If You Think Your Kid Is Expensive, Try Raising Calvin From ‘Calvin And Hobbes’
My favorite comic strip as a kid was, hands down, Calvin and Hobbes by Bill Watterson. It’s also pretty shelf-stable. I recently picked up a copy of The Revenge of the Baby-sat to foist on my kid because she’s gotten into comics lately and I have to confess that she never got her hands on it because I am a grown up so I get dibs on everything.
I noticed two things about Calvin and Hobbes as I was reading it, namely that it’s pretty deep for a comic that was popular with kids, and holy wow, Calvin does a whole butt load of damage to his parents house. As a kid I never took too much notice of that but as an adult, I couldn’t help but think, who’s gonna clean that up? Well, someone took the time to figure out just how much money Calvin cost his parents, and it’s pretty glorious.
Matt J. Michel researched and published his findings in the Honest and Reliable Data Journal, which is a sub of the Proceedings of the National Institute of Science, or the PNIS-HARD (lawl). This comes in the wake of the USDA’s finding that raising a child from birth to age 17 will cost most middle income families somewhere in the horrifying range of $226,800-$264,000.
Okay, I’m back now. I had to walk away for a second to weep at that idea. Anyway, Michel recorded instances of property damage for the 10 years of Calvin’s “life”, and came up with the staggering cost of $15,955.80 that included everything from the large (Calvin floods the house not once but five times), to the small (like broken glass). Michel even used repair, service, and cost estimates from Calvin’s specific region in Ohio. It’s pretty thorough.
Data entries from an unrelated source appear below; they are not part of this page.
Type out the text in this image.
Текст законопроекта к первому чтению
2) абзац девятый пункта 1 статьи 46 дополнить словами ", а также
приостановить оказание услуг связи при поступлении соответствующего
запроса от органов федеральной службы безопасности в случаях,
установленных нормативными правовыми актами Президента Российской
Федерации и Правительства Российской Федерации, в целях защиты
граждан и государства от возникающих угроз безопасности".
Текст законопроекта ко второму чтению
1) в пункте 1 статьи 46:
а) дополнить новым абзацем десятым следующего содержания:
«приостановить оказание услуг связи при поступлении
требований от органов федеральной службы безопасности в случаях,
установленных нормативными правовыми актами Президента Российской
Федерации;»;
Michel also pointed out that Calvin did the most damage during January, February, and August, which caused the researcher to come to an interesting and spot-on conclusion:
“Increased damage during these months may possibly be a reaction to the injustice of going back to school after a long break (Winter and Summer vacations). If so, than it is clear that schools should abolish these breaks; money saved from the lack of physical damage can cover the increased tuition costs.”
Now, I’ve said before that because I find it hard to care a lot about material or physical goods, I’m pretty understanding when a kid (mine or someone else’s) comes into my house and starts fucking shit up. However, I’m not sure if I could handle a Calvin. Vibrant imagination and adorable hair spikes notwithstanding, he sounds like a very expensive handful of suck.
In conclusion, Michels noted that, “In parenting, you have to take the bad with the good. With a kid like Calvin, it’s probably mostly bad. But even raising a kid like Calvin has its good moments…which are well worth the extra $1,850 a year.”
I don’t doubt that. To be safe, though, I’m going to add “potential Calvin” to my list of reasons not to have another child.